Les candidats à l’examen du Baccalauréat, session de juin 2025, sont désormais fixés sur leur sort. Les résultats du Baccalauréat 2025 ont été officiellement proclamés ce mercredi 9 juillet au Bénin.
Sur les 78.537 candidats présents aux épreuves, 57.349 ont été déclarés admissibles, soit un taux d’admissibilité national de 73,02 %. C’est une performance jamais enregistrée dans l’histoire des examens du Baccalauréat au Bénin.
En termes de classement, l’Atlantique, le Plateau et Littoral sont en tête de peloton respectivement avec 78,13 %, 75,83%, et 73,47 %.
Les séries scientifiques et techniques ont affiché des taux contrastés. La série C enregistre la meilleure performance avec 82,77 %, suivie des séries B (81,25 %) et A1 (78,68 %).
À l’inverse, la série F1 reste en retrait avec un taux de réussite de 27,51 %, tandis que F4 et EA atteignent respectivement 36,45 % et 63,70 %.
En récapitulatif, au plan départemental, l’Atlantique se distingue avec un taux de réussite de 78,13 %, devant le Couffo (77,95 %) et le Mono (76,00 %).
Les départements de l’Alibori, de la Donga et de l’Atacora ont quant à eux enregistré respectivement 60,55 %, 65,57 % et 65,54 %. L’Alibori enregistre le taux le plus faible : 60,55 %.
Les départements du Littoral, du Plateau et du Zou se situent légèrement au-dessus de la moyenne nationale.
En rappel, cette année, 79 588 candidats se sont inscrits, répartis dans 140 centres à travers le pays.
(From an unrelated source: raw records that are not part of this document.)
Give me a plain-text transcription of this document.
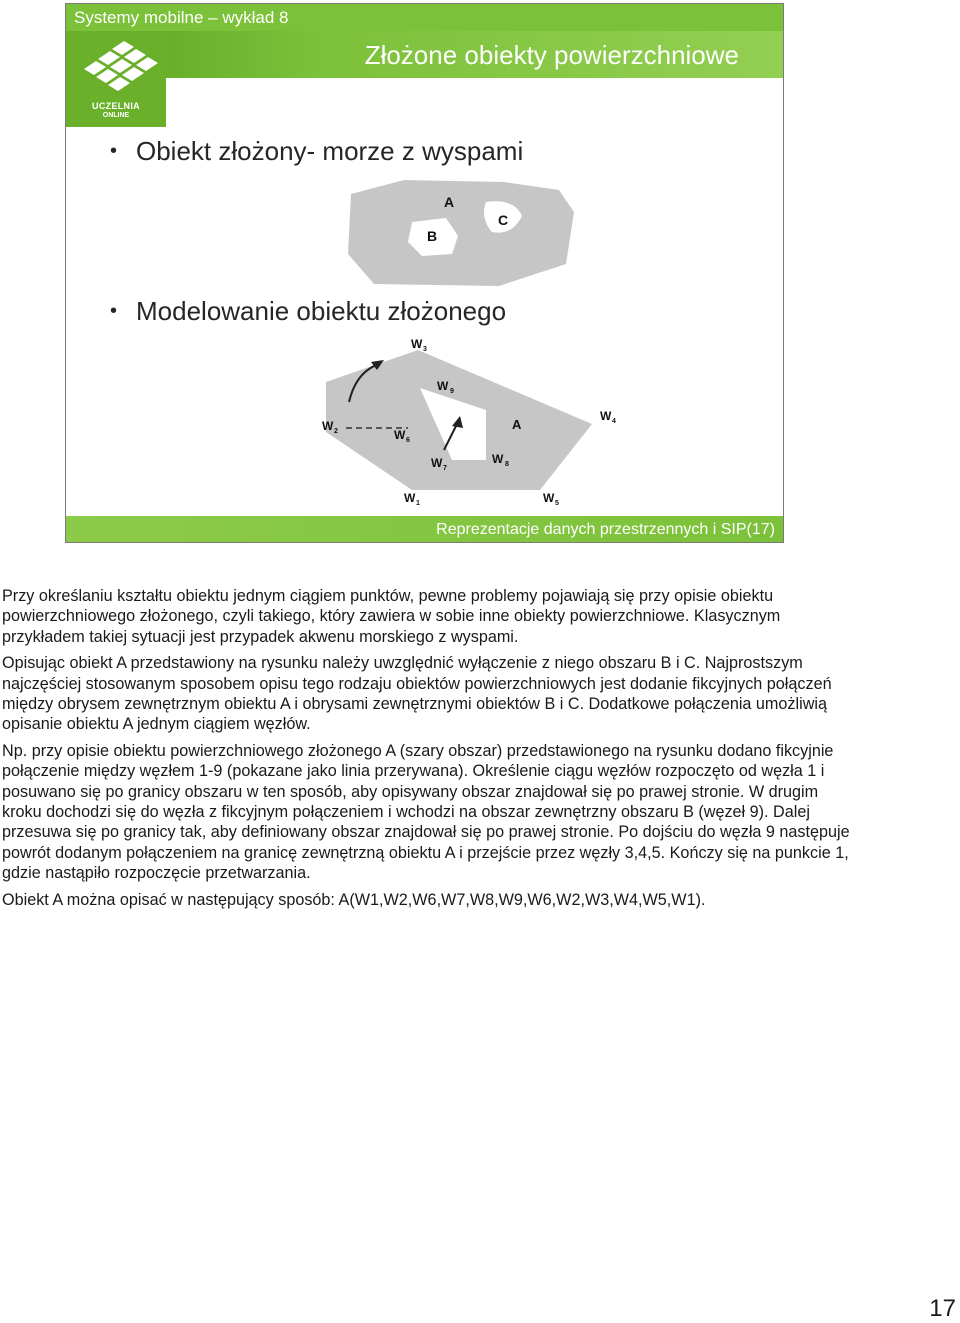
Systemy mobilne – wykład 8
Złożone obiekty powierzchniowe
UCZELNIA
ONLINE
• Obiekt złożony- morze z wyspami
• Modelowanie obiektu złożonego
A
B
C
W 3
W 9
W 2	W 6
W 4
A
W 7
W 8
W 1	W 5
Reprezentacje danych przestrzennych i SIP(17)

Przy określaniu kształtu obiektu jednym ciągiem punktów, pewne problemy pojawiają się przy opisie obiektu powierzchniowego złożonego, czyli takiego, który zawiera w sobie inne obiekty powierzchniowe. Klasycznym przykładem takiej sytuacji jest przypadek akwenu morskiego z wyspami.

Opisując obiekt A przedstawiony na rysunku należy uwzględnić wyłączenie z niego obszaru B i C. Najprostszym najczęściej stosowanym sposobem opisu tego rodzaju obiektów powierzchniowych jest dodanie fikcyjnych połączeń między obrysem zewnętrznym obiektu A i obrysami zewnętrznymi obiektów B i C. Dodatkowe połączenia umożliwią opisanie obiektu A jednym ciągiem węzłów.

Np. przy opisie obiektu powierzchniowego złożonego A (szary obszar) przedstawionego na rysunku dodano fikcyjnie połączenie między węzłem 1-9 (pokazane jako linia przerywana). Określenie ciągu węzłów rozpoczęto od węzła 1 i posuwano się po granicy obszaru w ten sposób, aby opisywany obszar znajdował się po prawej stronie. W drugim kroku dochodzi się do węzła z fikcyjnym połączeniem i wchodzi na obszar zewnętrzny obszaru B (węzeł 9). Dalej przesuwa się po granicy tak, aby definiowany obszar znajdował się po prawej stronie. Po dojściu do węzła 9 następuje powrót dodanym połączeniem na granicę zewnętrzną obiektu A i przejście przez węzły 3,4,5. Kończy się na punkcie 1, gdzie nastąpiło rozpoczęcie przetwarzania.

Obiekt A można opisać w następujący sposób: A(W1,W2,W6,W7,W8,W9,W6,W2,W3,W4,W5,W1).

17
Ce chiffre représente une augmentation de 5,25 % par rapport à 2024. On note également une hausse du nombre de filles inscrites : 35 667 en 2025 contre 32 941 l’année précédente.
Les fruits ont tenu la promesse des fleurs
La performance encourageante de cette session des examens du Baccalauréat au Bénin, reflète les efforts remarquables des apprenants, des enseignants, des parents et des institutions, couronnés par les 9 mois d’activités pédagogiques sans le moindre mouvement de grève.
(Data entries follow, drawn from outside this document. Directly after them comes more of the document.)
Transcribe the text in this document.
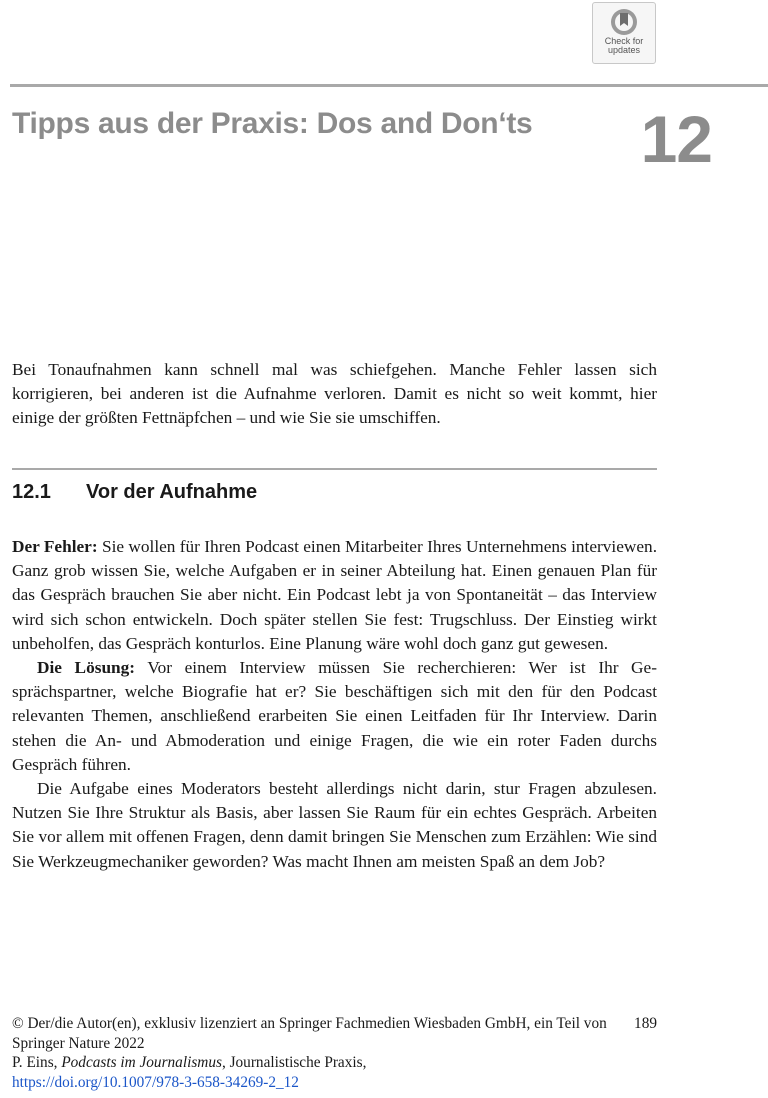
Check for
updates
Tipps aus der Praxis: Dos and Don‘ts 12

Bei Tonaufnahmen kann schnell mal was schiefgehen. Manche Fehler lassen sich korrigieren, bei anderen ist die Aufnahme verloren. Damit es nicht so weit kommt, hier einige der größten Fettnäpfchen – und wie Sie sie umschiffen.

12.1 Vor der Aufnahme

Der Fehler: Sie wollen für Ihren Podcast einen Mitarbeiter Ihres Unternehmens interviewen. Ganz grob wissen Sie, welche Aufgaben er in seiner Abteilung hat. Einen genauen Plan für das Gespräch brauchen Sie aber nicht. Ein Podcast lebt ja von Spontaneität – das Interview wird sich schon entwickeln. Doch später stellen Sie fest: Trugschluss. Der Einstieg wirkt unbeholfen, das Gespräch konturlos. Eine Planung wäre wohl doch ganz gut gewesen.

Die Lösung: Vor einem Interview müssen Sie recherchieren: Wer ist Ihr Gesprächspartner, welche Biografie hat er? Sie beschäftigen sich mit den für den Podcast relevanten Themen, anschließend erarbeiten Sie einen Leitfaden für Ihr Interview. Darin stehen die An- und Abmoderation und einige Fragen, die wie ein roter Faden durchs Gespräch führen.

Die Aufgabe eines Moderators besteht allerdings nicht darin, stur Fragen abzulesen. Nutzen Sie Ihre Struktur als Basis, aber lassen Sie Raum für ein echtes Gespräch. Arbeiten Sie vor allem mit offenen Fragen, denn damit bringen Sie Menschen zum Erzählen: Wie sind Sie Werkzeugmechaniker geworden? Was macht Ihnen am meisten Spaß an dem Job?

189
© Der/die Autor(en), exklusiv lizenziert an Springer Fachmedien Wiesbaden GmbH, ein Teil von Springer Nature 2022
P. Eins, Podcasts im Journalismus, Journalistische Praxis,
https://doi.org/10.1007/978-3-658-34269-2_12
Grâce à la loi N° 2018-34 du 05 octobre 2018 portant exercice du droit de grève en République du Bénin, il est important de noter que cette promotion depuis la 6è en Tle n’a jamais connu de mouvements de débrayage.
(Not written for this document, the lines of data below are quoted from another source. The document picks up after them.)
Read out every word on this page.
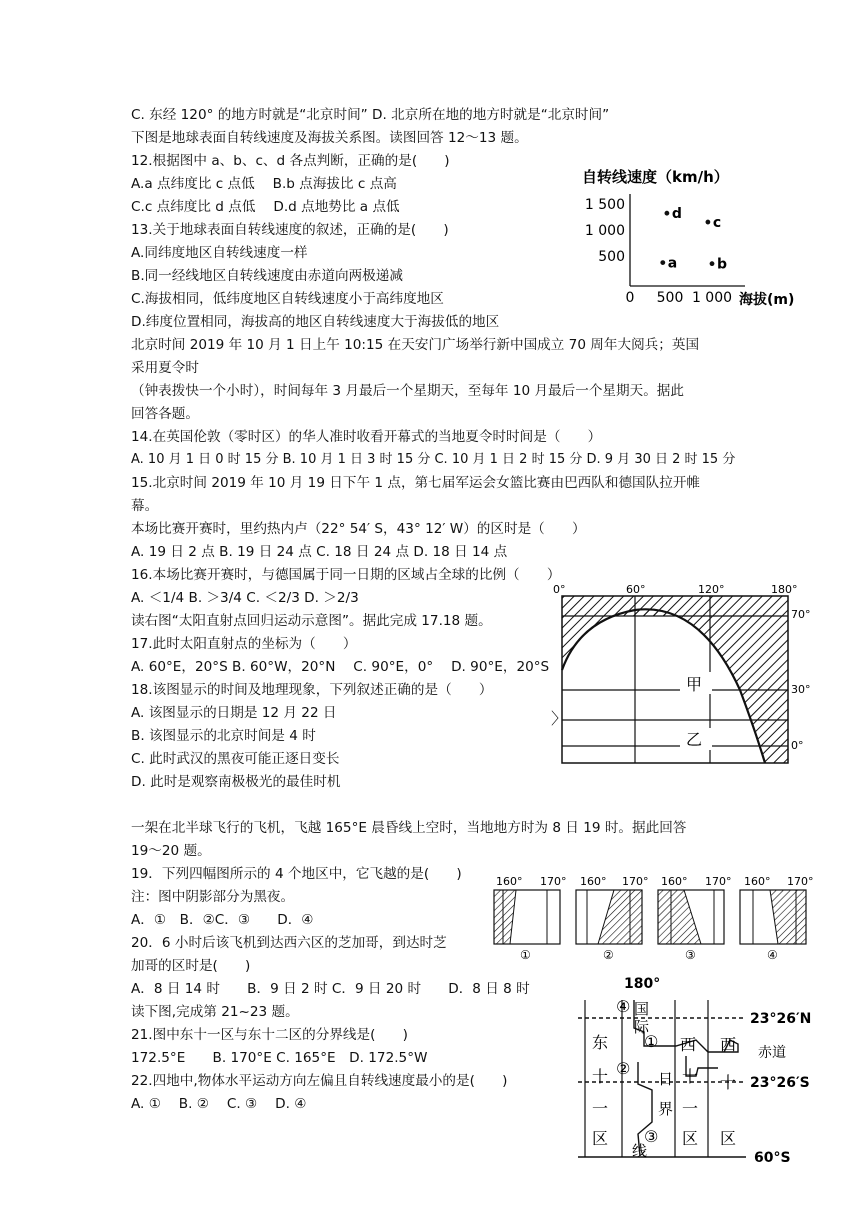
C. 东经 120° 的地方时就是“北京时间” D. 北京所在地的地方时就是“北京时间”
下图是地球表面自转线速度及海拔关系图。读图回答 12～13 题。
12.根据图中 a、b、c、d 各点判断，正确的是(　　)
A.a 点纬度比 c 点低　 B.b 点海拔比 c 点高
C.c 点纬度比 d 点低　 D.d 点地势比 a 点低
13.关于地球表面自转线速度的叙述，正确的是(　　)
A.同纬度地区自转线速度一样
B.同一经线地区自转线速度由赤道向两极递减
C.海拔相同，低纬度地区自转线速度小于高纬度地区
D.纬度位置相同，海拔高的地区自转线速度大于海拔低的地区
北京时间 2019 年 10 月 1 日上午 10:15 在天安门广场举行新中国成立 70 周年大阅兵；英国
采用夏令时
（钟表拨快一个小时），时间每年 3 月最后一个星期天，至每年 10 月最后一个星期天。据此
回答各题。
14.在英国伦敦（零时区）的华人准时收看开幕式的当地夏令时时间是（　　）
A. 10 月 1 日 0 时 15 分 B. 10 月 1 日 3 时 15 分 C. 10 月 1 日 2 时 15 分 D. 9 月 30 日 2 时 15 分
15.北京时间 2019 年 10 月 19 日下午 1 点，第七届军运会女篮比赛由巴西队和德国队拉开帷
幕。
本场比赛开赛时，里约热内卢（22° 54′ S，43° 12′ W）的区时是（　　）
A. 19 日 2 点 B. 19 日 24 点 C. 18 日 24 点 D. 18 日 14 点
16.本场比赛开赛时，与德国属于同一日期的区域占全球的比例（　　）
A. ＜1/4 B. ＞3/4 C. ＜2/3 D. ＞2/3
读右图“太阳直射点回归运动示意图”。据此完成 17.18 题。
17.此时太阳直射点的坐标为（　　）
A. 60°E，20°S B. 60°W，20°N　 C. 90°E，0°　 D. 90°E，20°S
18.该图显示的时间及地理现象，下列叙述正确的是（　　）
A. 该图显示的日期是 12 月 22 日
B. 该图显示的北京时间是 4 时
C. 此时武汉的黑夜可能正逐日变长
D. 此时是观察南极极光的最佳时机
一架在北半球飞行的飞机，飞越 165°E 晨昏线上空时，当地地方时为 8 日 19 时。据此回答
19～20 题。
19．下列四幅图所示的 4 个地区中，它飞越的是(　　)
注：图中阴影部分为黑夜。
A．①　B．②C．③　　D．④
20．6 小时后该飞机到达西六区的芝加哥，到达时芝
加哥的区时是(　　)
A．8 日 14 时　　B．9 日 2 时 C．9 日 20 时　　D．8 日 8 时
读下图,完成第 21~23 题。
21.图中东十一区与东十二区的分界线是(　　)
172.5°E　　B. 170°E C. 165°E　D. 172.5°W
22.四地中,物体水平运动方向左偏且自转线速度最小的是(　　)
A. ①　 B. ②　 C. ③　 D. ④
自转线速度（km/h）
1 500
1 000
500
0 500 1 000 海拔(m)
a	b
c
d
0°	60°	120°	180°
70°
30°
0°
甲
乙
〉
160° 170°
①
160° 170°
②
160° 170°
③
160° 170°
④
180°
东
十
一
区
西
十
一
区
西
十
区
国
际
日
界
线
①
②
③
④
23°26′N
赤道
23°26′S
60°S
En plus de la rigueur, certes au goût amère imprimée par le gouvernement de la rupture sous le leadership du Président Patrice TALON, tous les acteurs se sont véritablement impliqués, surtout avec la reforme EducMaster.
En effet, cette plateforme électronique EducMaster a permis de contrôler, avec détails, le moindre dérapage dans le système éducatif béninois.
Aujourd’hui au Bénin, il n’y a plus d’absence non justifiée, plus de retard tant dans le rang des enseignants que des apprenants, encore moins de faux bulletins.
Aux performances de chaque enseignant connues au détail près, s’ajoute la subvention des Travaux Dirigés aussi bien par l’état que par des acteurs politiques, qui ayant compris que l’éducation est le socle du développement de la nation, ont considérablement investi dans le renforcement de ces apprenants soucieux de décrocher le premier diplôme universitaire.
Aujourd’hui, l’environnement est favorable aux plus disciplinés et plus jeunes apprenants qui se laissent enseigner.
Grâce au mécanisme mis en place par le gouvernement pour réprimer le harcèlement et autres abus sexuels en milieu scolaire, les jeunes filles, quant à elles, ont le soutien constant et la protection de l’administration scolaire.
Ceci se justifie par une baisse conséquente, du taux de grossesses en milieu scolaire, contrairement aux années antérieures.
Sans risque de se tromper, avec tous ces efforts renforcés par la mise en œuvre du projet Swedd où les jeunes filles bénéficient des subventions et des kits scolaires, la courbe soit ascendante.